Original story below.

Delmar Hall will play host to St. Louis-based Rolling Stones tribute Street Fighting Band on Friday, Oct. 13.

The Rolling Stones formed in 1962 in London, and their longevity and popularity make them “arguably the biggest band in the world,” according to keyboardist Dave Grelle.

Many St. Louis musicians pay homage to the rock ‘n’ roll band, but Grelle says no one captures the “raw energy and swagger that the Stones had” like the Street Fighting Band, although “I don’t think we dabble in the drugs like they did,” he adds with a laugh. “When you see the musicians on the bill, you know that it’s going to be top-notch.”

The band, which formed in 2011, features an all-star cast of St. Louis musicians, including members of El Monstero, the Lou’s definitive Pink Floyd tribute, and Celebration Day, a Led Zeppelin tribute, as well as members of the Funky Butt Brass Band and other local bands.

“When I was putting together the band, I wanted to get the most versatile and best players in town,” Grelle explains. “I also wanted to get a really fun group of people to pull it off because we play 30 to 35 songs in a night, and you’ve got to be rehearsing with people you like if you spend that much time with them.”

Grelle first got the idea to create the Street Fighting Band one evening he was out with Jimmy Griffin, who plays lead guitar and portrays Keith Richards in the band.

“We saw Andy Shadburne, who we call our Mick Jagger, do a set with his band [several years ago],” he says. “They did an event where they did a set of the Stones and we thought, ‘Wow, this guy is crazy talented and reminds us of Mick Jagger,’ so we decided to build a band around him.” 

The show Friday offers an opportunity for those who never got the see the Stones to experience what it was like seeing the band throughout their career. “We try to divide the show up by era because they span so much time,” Grelle explains. “We’ll get a little of ‘Exile on Main Street’ and ‘Sticky Fingers’ era, and then move into the ’80s with ‘Some Girls.’ They got kind of disco-y and funky for a minute.

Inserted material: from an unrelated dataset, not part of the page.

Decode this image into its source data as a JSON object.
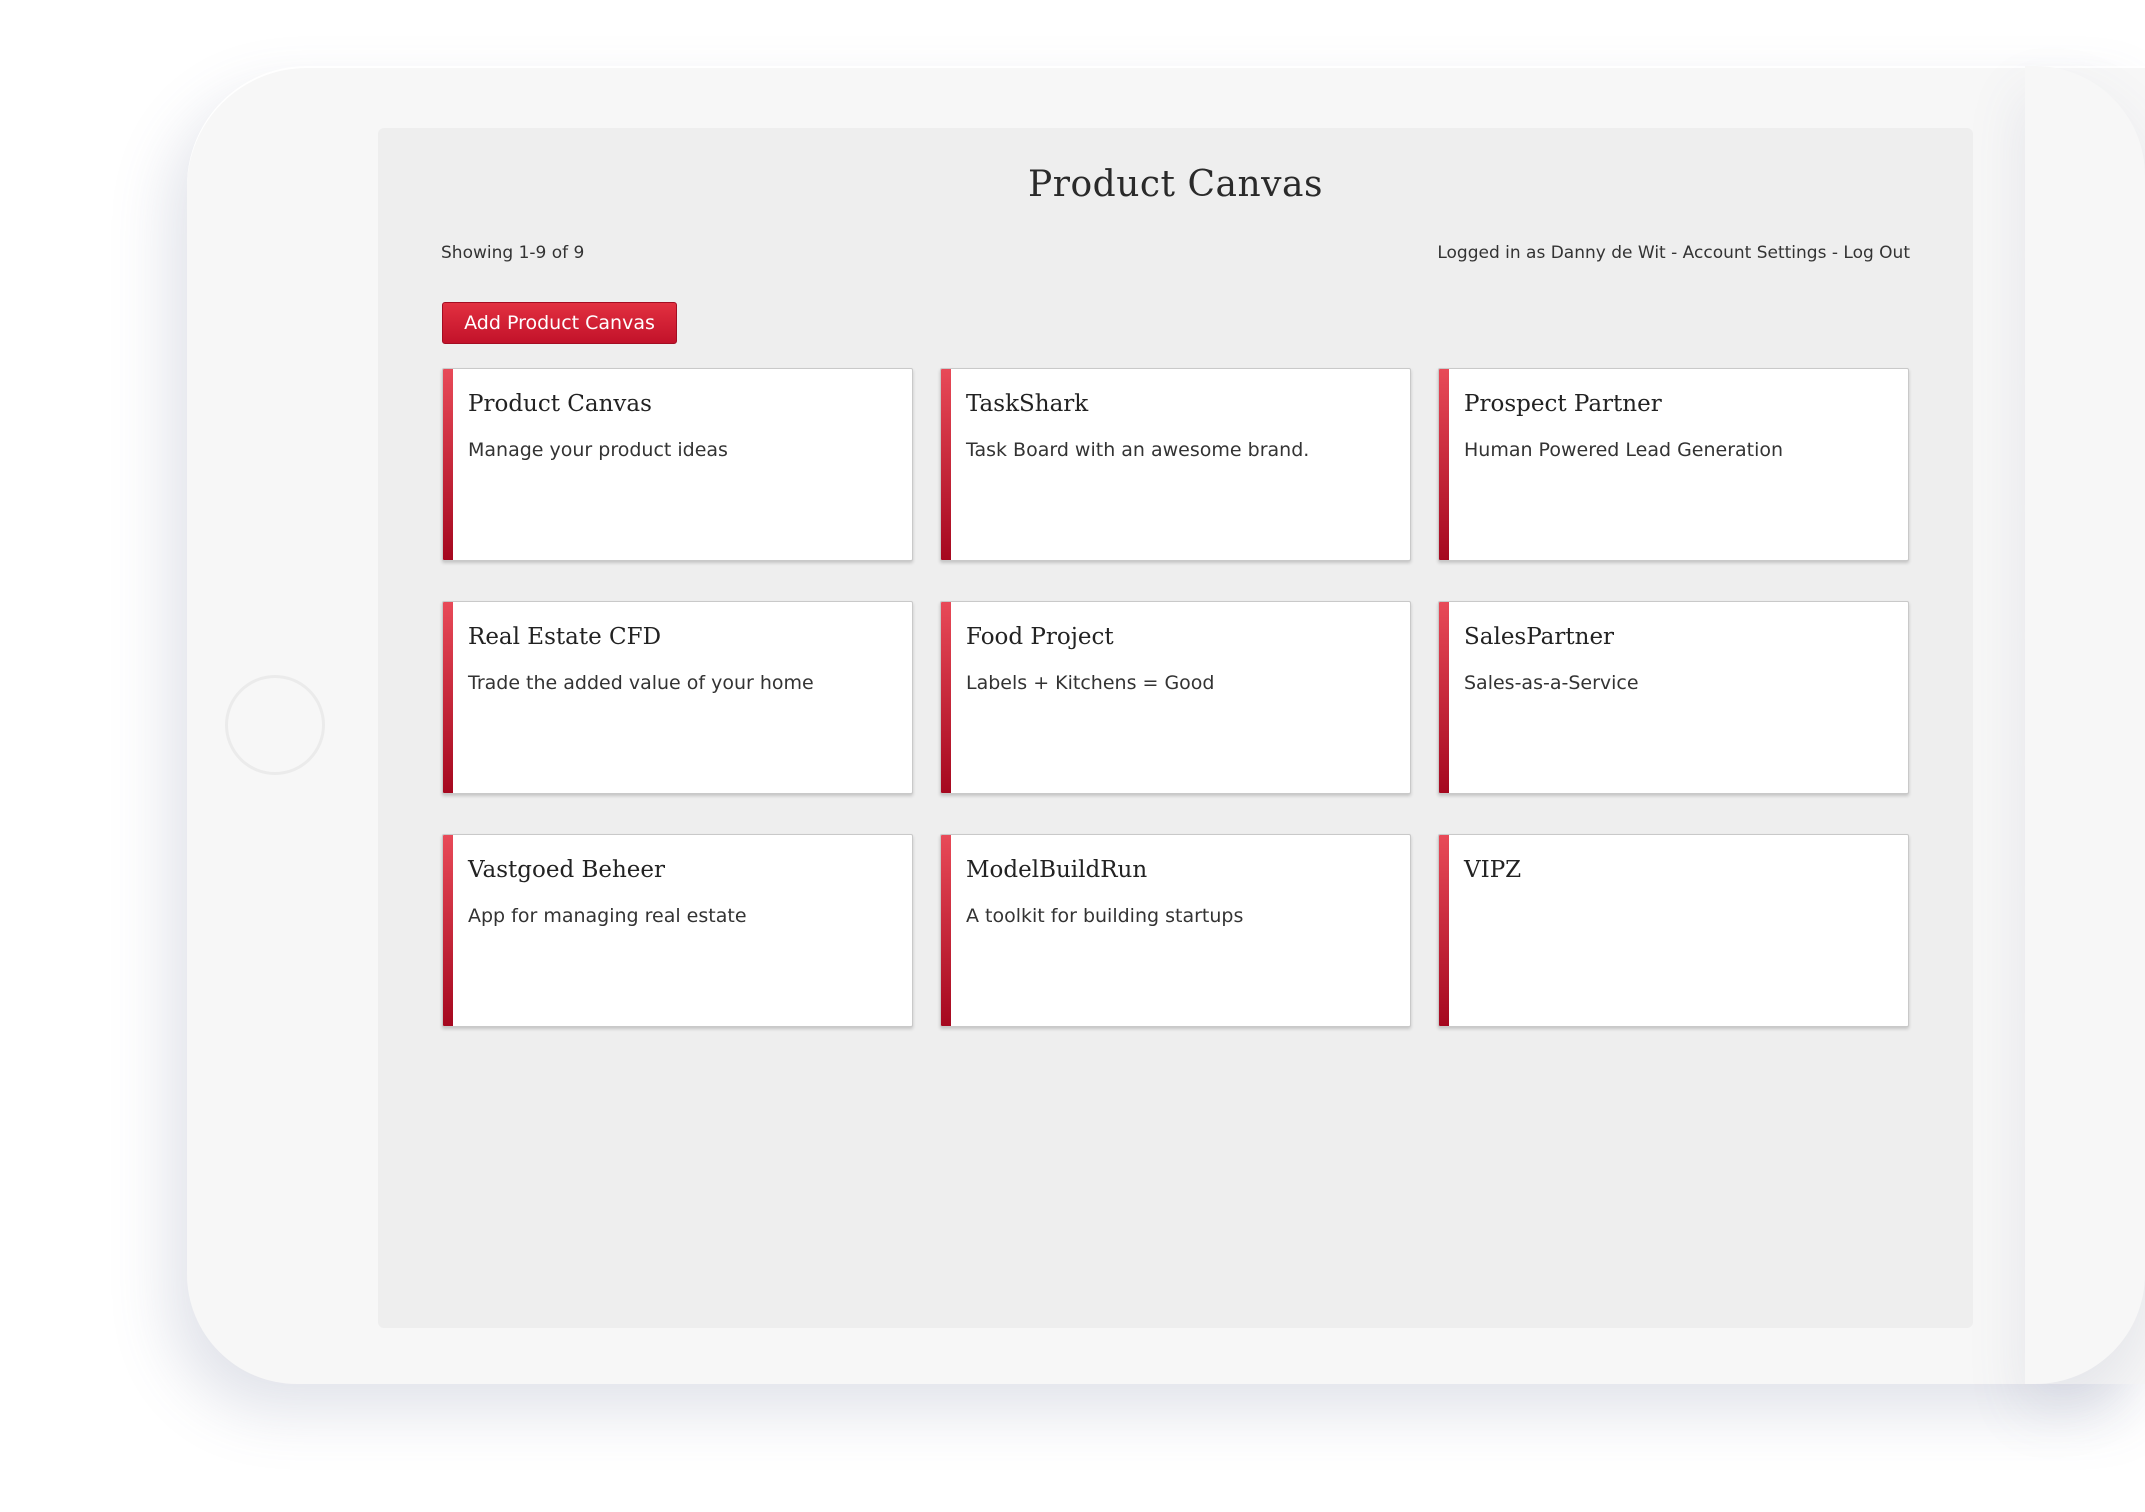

We also try to capture the early stuff when they were first hitting the scene covering blues tunes and whatnot.”

Although the band primarily plays original Stones tunes, they may touch on a few covers. “They covered so much Chuck Berry that we usually play at least one Chuck song,” he says. “Especially with Chuck Berry passing away recently and him being from St. Louis, I think we’re going to do an extra one this show.”

Getting into character is second nature for many of the band members. “Our Mick Jagger is pretty much in character from the time he grabs the microphone,” he says. “He’s got the hardest gig, not only remembering all those lyrics, but Mick’s so notorious for that electric energy that lasts throughout the entire show — running all over the stage and jumping. And Jimmy Griffin, our Keith Richards, doesn’t have to try that much [to get into character].”

As for everyone else, Grelle says, they try to dress the part, “but it’s really just about the music, taking our time and really digging into the songs. One of the things about the Stones is that it was such a loose and raw, push-and-pull vibe and groove within the band, so for a lot of the musicians in the band, it takes something extra to keep it raw.”

Grelle notes this is a particularly special show because the band hasn’t played together in over a year. “Our Mick Jagger moved to Perth, Australia, so this is his first time back in the States since moving there. When he found out he was coming back, he hit us up and said ‘Hey, let’s do a show.’ It’s a big reunion for him, and that makes it a lot of fun getting to hang out with him again.”

Don’t miss your chance to “Paint It Black” on Friday the 13th. Doors at Delmar Hall open at 7 p.m., and the show kicks off at 8 p.m.